Oddly, the explosive January outbreak in Hubei province was not replicated in other parts of China, which were largely left untroubled by the virus at this point. Instead, the next place to see an explosive outbreak was South Korea, over a month later in February, and once again it was oddly limited largely to one city, Daegu. It was on a similar scale to the Wuhan outbreak with a similar number of deaths.
Next it was the turn of Italy and Iran to experience explosive outbreaks, beginning in mid-February. The outbreak in Italy was still mainly restricted to one part of the country, though the scale of it was beyond anything yet seen, and the Iranian outbreak was of a similar magnitude. Then followed New York and the north eastern United States, and also England, France and much of Western Europe (though not Eastern Europe or much of the rest of the U.S.). All these outbreaks were much closer to the larger Italian scale than the Chinese and South Korean scale. Other places continued with low level spread until they had their first explosive waves later in 2020, or in some cases in 2021 or even 2022.
What strikes me about this is how the size and scope of the outbreaks increased stepwise between November 2019 and February 2020. Spread in November 2019 was global but low level. In December, the Wuhan wet market outbreak took things up a notch, resulting in a higher number of hospitalisations and thus detection of the virus. Then in January, Wuhan experienced the first explosive Covid outbreak and wave of deaths. And in February the large European and American waves began, ramping up the scale another several notches, where it largely remained. (Omicron, when it came along in late 2021, boosted the size of outbreaks even further but considerably cut the death rate.)

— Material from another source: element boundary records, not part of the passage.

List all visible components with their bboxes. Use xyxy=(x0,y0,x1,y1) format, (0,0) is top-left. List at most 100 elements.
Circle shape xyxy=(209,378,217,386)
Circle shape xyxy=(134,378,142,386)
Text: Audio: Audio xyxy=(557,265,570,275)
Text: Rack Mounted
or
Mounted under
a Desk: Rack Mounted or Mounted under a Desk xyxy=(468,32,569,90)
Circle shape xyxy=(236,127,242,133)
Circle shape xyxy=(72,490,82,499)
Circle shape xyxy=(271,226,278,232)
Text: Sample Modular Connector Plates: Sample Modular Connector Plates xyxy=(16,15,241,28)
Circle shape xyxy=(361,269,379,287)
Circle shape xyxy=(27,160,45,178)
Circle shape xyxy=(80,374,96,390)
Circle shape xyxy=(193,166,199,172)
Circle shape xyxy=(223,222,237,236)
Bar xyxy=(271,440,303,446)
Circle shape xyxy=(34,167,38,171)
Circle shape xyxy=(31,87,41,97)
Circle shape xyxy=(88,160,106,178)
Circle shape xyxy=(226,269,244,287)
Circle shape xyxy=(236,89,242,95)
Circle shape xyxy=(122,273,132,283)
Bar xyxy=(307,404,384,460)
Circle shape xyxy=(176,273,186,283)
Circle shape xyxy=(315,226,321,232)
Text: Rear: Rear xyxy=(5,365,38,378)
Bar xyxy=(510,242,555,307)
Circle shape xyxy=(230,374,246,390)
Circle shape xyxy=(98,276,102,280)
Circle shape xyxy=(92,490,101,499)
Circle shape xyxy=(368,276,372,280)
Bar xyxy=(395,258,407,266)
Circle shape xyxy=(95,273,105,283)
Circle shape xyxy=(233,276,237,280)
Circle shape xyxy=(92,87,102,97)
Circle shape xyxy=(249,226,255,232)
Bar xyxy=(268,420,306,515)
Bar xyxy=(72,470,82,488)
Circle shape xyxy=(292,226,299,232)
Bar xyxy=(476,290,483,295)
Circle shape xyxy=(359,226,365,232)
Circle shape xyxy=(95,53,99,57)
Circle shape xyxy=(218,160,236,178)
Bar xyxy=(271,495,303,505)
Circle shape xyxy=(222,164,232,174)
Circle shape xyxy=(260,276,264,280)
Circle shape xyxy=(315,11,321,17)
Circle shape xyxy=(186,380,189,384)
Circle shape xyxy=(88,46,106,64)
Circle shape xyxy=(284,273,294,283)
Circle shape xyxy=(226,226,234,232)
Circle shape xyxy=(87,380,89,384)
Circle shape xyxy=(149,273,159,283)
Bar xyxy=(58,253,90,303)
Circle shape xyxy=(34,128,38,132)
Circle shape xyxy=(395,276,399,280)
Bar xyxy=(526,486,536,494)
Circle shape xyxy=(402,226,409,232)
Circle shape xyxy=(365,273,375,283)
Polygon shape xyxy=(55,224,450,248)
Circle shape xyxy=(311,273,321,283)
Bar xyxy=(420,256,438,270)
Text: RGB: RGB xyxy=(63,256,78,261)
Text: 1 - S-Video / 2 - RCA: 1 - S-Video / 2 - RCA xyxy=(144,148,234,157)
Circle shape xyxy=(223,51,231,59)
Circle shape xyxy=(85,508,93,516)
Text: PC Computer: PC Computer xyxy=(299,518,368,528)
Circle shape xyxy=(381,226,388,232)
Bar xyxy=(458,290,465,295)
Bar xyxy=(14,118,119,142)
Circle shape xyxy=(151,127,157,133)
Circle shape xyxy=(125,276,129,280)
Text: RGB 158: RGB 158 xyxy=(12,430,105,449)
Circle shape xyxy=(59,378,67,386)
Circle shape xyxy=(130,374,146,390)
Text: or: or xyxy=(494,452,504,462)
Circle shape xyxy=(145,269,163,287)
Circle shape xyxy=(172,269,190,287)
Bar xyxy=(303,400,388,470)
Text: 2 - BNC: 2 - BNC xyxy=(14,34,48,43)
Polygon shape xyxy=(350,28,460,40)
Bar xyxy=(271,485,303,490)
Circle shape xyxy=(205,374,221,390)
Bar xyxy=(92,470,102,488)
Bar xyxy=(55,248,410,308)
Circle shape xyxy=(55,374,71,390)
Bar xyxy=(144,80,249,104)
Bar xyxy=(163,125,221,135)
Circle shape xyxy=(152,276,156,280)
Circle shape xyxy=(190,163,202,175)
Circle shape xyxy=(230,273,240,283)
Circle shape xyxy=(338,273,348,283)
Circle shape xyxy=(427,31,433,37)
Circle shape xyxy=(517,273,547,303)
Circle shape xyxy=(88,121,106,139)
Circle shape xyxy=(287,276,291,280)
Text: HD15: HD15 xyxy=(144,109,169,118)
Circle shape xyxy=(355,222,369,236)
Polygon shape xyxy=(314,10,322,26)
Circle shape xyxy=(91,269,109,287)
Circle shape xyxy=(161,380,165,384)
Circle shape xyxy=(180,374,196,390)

This provides, I believe, an accurate picture of how the virus emerged – via a stepwise move towards larger and larger outbreaks from an inauspicious start of low level spread in November. This movement is, I presume, a result of genetic changes in the virus, which alter its transmissibility in different populations and contexts – a hypothesis which is in line with the conclusions of molecular clock studies.
We can therefore, I think, be reasonably confident the virus first emerged in Wuhan during autumn 2019 and wasn’t just first detected there, as Wuhan was first to experience the larger outbreaks in both December and January, which suggests the virus had been there the longest.